Flavia Lima
Um clássico entre os anúncios do tipo "caça-clique" é a promessa, jamais cumprida, de uma revelação muito atraente, como os “segredos para transformar gordura em músculos em pouquíssimo tempo”. É clicar e percorrer um longo labirinto de frases até a frustração.
No caso de reportagem publicada pela Folha sobre os candidatos a prefeito das capitais que não declararam suas contas bancárias à Justiça Eleitoral, não foi preciso atravessar um longo labirinto para alcançar a frustração.
“Confrontado, Boulos corrige patrimônio após omitir conta bancária em declaração de bens”, dizia o título publicado no site da Folha já na quinta-feira (22) à noite.
A combinação dos verbos “confrontar” e “omitir” com a palavra “patrimônio” em uma frase sobre um candidato que, em crescimento nas pesquisas, tem como uma de suas estratégias exibir como único bem um carro popular chamou enormemente a atenção.
Ocorre que, ao clicar no link da matéria, o leitor logo fica sabendo que Boulos, sem embate algum, corrigira os dados logo após ser questionado—uma conta no banco com saldo de R$ 579,53.
O conteúdo do texto é verdadeiro e, ao expor o achado (uma conta com um pouco mais de meio salário mínimo), oferece quase uma espécie de aval ao candidato, que sai da “denúncia” sob a auréola da idoneidade moral.
O problema é que o título induz ao erro e promete muito mais do que entrega.
Segundo uma leitora, esse tipo de postura desperta desconfiança sobre outra idoneidade, a do jornal. “Não digo que a matéria não é importante, mas o título é tendencioso. A decepção foi grande”, diz ela.
“O ‘profissionalismo’ do jornal parece ser balizado na busca de cliques e em defender interesses não declarados”, disse outro leitor.
A Folha tem produzido material relevante envolvendo tanto o agora segundo colocado nas pesquisas, Celso Russomanno (Republicanos), quanto o vice de Bruno Covas (PSDB), Ricardo Nunes (MDB).
No meio disso tudo, é como se, para reforçar suas credenciais de apartidarismo, o jornal se voltasse a Boulos, provando ser capaz de tratar todos os candidatos com o mesmo ímpeto investigativo. Em tese, parece ótimo.
A questão é que isso não pode ser feito vendendo-se gato por lebre.
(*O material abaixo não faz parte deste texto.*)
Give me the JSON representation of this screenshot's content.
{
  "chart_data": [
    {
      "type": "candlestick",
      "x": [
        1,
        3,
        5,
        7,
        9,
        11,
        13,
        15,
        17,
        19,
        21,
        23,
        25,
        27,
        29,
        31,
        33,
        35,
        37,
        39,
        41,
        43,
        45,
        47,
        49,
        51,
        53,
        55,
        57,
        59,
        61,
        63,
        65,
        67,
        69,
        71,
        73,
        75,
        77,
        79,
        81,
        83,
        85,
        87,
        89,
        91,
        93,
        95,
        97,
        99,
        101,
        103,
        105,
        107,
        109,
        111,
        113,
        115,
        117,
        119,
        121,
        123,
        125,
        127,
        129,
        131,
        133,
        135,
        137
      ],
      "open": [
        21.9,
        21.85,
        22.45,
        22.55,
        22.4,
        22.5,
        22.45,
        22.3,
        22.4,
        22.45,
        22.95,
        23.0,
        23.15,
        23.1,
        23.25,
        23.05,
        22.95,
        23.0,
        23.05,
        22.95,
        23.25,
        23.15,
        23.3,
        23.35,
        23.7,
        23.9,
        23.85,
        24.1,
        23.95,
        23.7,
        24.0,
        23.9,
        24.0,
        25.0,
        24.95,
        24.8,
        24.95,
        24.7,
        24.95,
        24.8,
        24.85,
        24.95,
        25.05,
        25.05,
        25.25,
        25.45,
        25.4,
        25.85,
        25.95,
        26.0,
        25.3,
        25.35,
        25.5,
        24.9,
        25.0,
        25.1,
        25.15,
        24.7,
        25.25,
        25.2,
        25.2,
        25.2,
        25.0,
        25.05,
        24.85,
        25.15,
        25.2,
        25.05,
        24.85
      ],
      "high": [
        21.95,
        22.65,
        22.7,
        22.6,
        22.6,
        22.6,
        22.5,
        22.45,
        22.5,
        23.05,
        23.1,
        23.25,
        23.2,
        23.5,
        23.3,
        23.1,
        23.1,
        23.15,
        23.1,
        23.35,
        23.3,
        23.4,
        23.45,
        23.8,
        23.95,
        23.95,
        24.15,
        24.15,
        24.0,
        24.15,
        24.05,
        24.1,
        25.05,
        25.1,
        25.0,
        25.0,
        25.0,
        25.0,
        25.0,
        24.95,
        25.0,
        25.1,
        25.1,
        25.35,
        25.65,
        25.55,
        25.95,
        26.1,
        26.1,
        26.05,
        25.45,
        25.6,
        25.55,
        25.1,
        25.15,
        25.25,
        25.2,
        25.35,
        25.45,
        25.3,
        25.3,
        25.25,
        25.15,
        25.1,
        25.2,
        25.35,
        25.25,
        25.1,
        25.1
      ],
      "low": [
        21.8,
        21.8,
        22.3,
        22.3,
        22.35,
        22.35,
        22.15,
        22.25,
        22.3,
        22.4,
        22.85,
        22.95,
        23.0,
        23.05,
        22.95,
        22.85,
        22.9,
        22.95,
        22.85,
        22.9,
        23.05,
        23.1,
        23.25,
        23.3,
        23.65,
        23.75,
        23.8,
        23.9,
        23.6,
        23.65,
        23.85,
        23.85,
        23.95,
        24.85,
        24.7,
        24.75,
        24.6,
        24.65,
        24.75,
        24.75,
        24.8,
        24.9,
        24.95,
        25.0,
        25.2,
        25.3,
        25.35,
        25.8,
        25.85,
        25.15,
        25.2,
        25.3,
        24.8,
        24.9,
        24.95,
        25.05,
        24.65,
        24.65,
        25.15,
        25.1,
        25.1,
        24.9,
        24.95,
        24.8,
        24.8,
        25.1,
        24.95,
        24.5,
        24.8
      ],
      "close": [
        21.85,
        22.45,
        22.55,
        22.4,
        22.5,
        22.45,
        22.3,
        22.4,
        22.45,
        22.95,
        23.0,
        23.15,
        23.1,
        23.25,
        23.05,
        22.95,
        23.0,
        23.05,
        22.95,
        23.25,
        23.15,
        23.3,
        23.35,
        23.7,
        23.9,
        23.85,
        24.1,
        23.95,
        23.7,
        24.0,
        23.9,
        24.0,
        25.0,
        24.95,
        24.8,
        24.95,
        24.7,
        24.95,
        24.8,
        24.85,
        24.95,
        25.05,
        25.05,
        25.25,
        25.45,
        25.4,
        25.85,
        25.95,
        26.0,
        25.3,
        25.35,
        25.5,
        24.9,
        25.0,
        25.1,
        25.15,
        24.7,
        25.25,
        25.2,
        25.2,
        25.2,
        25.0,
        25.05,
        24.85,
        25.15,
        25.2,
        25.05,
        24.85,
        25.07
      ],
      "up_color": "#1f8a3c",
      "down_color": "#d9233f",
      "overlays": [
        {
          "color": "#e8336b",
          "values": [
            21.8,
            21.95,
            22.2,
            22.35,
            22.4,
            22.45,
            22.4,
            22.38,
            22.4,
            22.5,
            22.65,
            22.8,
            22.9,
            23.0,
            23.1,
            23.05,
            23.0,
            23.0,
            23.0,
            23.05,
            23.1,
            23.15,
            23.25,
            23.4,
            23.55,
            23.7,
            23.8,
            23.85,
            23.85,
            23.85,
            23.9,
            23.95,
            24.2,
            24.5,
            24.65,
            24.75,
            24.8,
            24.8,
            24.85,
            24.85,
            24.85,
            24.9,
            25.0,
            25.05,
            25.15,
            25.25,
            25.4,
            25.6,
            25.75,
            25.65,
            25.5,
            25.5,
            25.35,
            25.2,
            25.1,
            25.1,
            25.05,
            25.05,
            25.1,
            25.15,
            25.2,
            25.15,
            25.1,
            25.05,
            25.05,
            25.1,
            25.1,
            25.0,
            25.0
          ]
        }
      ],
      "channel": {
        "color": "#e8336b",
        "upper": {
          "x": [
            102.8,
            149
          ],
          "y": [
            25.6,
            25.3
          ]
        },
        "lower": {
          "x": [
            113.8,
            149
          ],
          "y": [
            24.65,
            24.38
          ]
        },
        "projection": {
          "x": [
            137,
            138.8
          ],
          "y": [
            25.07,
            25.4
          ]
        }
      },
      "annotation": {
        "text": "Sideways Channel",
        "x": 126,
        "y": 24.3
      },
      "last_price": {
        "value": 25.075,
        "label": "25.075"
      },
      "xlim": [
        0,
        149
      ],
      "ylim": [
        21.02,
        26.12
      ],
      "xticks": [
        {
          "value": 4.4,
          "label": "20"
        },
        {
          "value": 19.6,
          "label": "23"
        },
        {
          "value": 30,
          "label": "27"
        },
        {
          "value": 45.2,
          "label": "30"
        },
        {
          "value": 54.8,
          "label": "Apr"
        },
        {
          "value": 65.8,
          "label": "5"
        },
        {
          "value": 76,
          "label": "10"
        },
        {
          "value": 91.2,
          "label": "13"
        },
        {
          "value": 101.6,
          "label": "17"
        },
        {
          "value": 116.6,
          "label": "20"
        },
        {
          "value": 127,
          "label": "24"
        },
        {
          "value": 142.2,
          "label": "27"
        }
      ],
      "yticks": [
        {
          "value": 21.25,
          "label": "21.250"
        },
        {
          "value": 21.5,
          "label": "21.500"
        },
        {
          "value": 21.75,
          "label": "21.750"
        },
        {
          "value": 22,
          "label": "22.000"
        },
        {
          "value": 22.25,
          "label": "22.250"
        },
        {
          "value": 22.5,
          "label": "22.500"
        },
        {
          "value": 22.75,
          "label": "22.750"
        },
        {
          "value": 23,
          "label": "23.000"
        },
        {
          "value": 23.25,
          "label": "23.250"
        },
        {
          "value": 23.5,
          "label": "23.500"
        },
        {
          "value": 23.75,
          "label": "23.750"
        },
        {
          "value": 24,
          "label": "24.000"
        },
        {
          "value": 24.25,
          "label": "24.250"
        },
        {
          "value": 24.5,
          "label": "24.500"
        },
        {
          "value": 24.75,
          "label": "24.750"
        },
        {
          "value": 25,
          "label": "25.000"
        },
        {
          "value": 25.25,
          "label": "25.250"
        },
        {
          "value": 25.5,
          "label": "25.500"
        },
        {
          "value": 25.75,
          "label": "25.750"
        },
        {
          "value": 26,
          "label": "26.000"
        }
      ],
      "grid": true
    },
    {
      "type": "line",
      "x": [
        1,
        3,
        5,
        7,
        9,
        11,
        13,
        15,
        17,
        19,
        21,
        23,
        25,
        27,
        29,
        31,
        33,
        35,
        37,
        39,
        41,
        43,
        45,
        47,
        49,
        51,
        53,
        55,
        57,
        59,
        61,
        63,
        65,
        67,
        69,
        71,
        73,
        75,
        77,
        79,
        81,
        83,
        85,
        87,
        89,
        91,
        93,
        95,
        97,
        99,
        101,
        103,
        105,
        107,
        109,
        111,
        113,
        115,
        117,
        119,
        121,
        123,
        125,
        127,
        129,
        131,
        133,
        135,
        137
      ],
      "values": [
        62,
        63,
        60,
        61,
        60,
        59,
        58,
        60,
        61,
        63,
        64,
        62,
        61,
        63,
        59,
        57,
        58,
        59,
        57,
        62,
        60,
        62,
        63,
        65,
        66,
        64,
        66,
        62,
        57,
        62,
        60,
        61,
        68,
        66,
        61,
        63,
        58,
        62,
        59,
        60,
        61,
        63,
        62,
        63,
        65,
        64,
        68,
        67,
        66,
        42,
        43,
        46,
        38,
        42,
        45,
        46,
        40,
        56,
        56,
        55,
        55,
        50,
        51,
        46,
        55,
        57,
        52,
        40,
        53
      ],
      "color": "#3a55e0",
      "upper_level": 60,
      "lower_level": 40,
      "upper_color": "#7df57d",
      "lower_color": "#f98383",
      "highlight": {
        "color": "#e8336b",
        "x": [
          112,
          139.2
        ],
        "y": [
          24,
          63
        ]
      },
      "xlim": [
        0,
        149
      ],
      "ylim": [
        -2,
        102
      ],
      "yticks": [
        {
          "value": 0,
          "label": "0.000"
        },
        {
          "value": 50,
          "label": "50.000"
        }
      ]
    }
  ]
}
Sob pena de reduzir o esforço a uma demonstração precária de imparcialidade, que parece subestimar a capacidade dos leitores de julgar o que é relevante.
Uma prova de que eles sabem fazer isso é que muitos recorreram a uma reportagem recente, que também abordou problemas na declaração de bens à Justiça, para mostrar o que é um título sóbrio e preciso: “Filipe Sabará, do Novo, retifica declaração de bens e passa de R$ 15 mil para R$ 5 milhões”.
Já falei da importância de que títulos sejam claros, pois são o principal, quando não o único, ponto de contato com a notícia—algo que ganha ainda mais relevância em meio à campanha eleitoral.
A Folha tentou consertar o estrago, incluindo no título a informação de que o “candidato diz ter R$ 579,53 no banco”.
Mais uma vez, os próprios leitores sugeriram outras opções: “Boulos declara R$ 579 que havia omitido à Justiça eleitoral”; “Boulos corrige declaração de bens para incluir saldo de R$ 579,53 em conta”; “Confrontado, Boulos corrige patrimônio após omitir conta bancária com R$ 579 reais”.
Como lembrou um leitor, jornalismo de qualidade exige recursos. Se a Folha quer se mostrar imparcial, invista em investigação, não em títulos dúbios ou capciosos.
Selecionar os acontecimentos mais relevantes, ordená-los segundo sua importância relativa, facilitar a sua compreensão, garantir a qualidade do conteúdo e estabelecer nexos além do óbvio são procedimentos cruciais, segundo o Manual da Redação.
Além de desapontar em alguns desses aspectos, o jornal pareceu tratar o leitor como alguém com capacidade reduzida de avaliar as informações que lhe são entregues e para quem a mera sugestão de equivalência de tratamento entre os candidatos seria suficiente. É o leitor quem sugere que está na hora de amadurecer essa relação.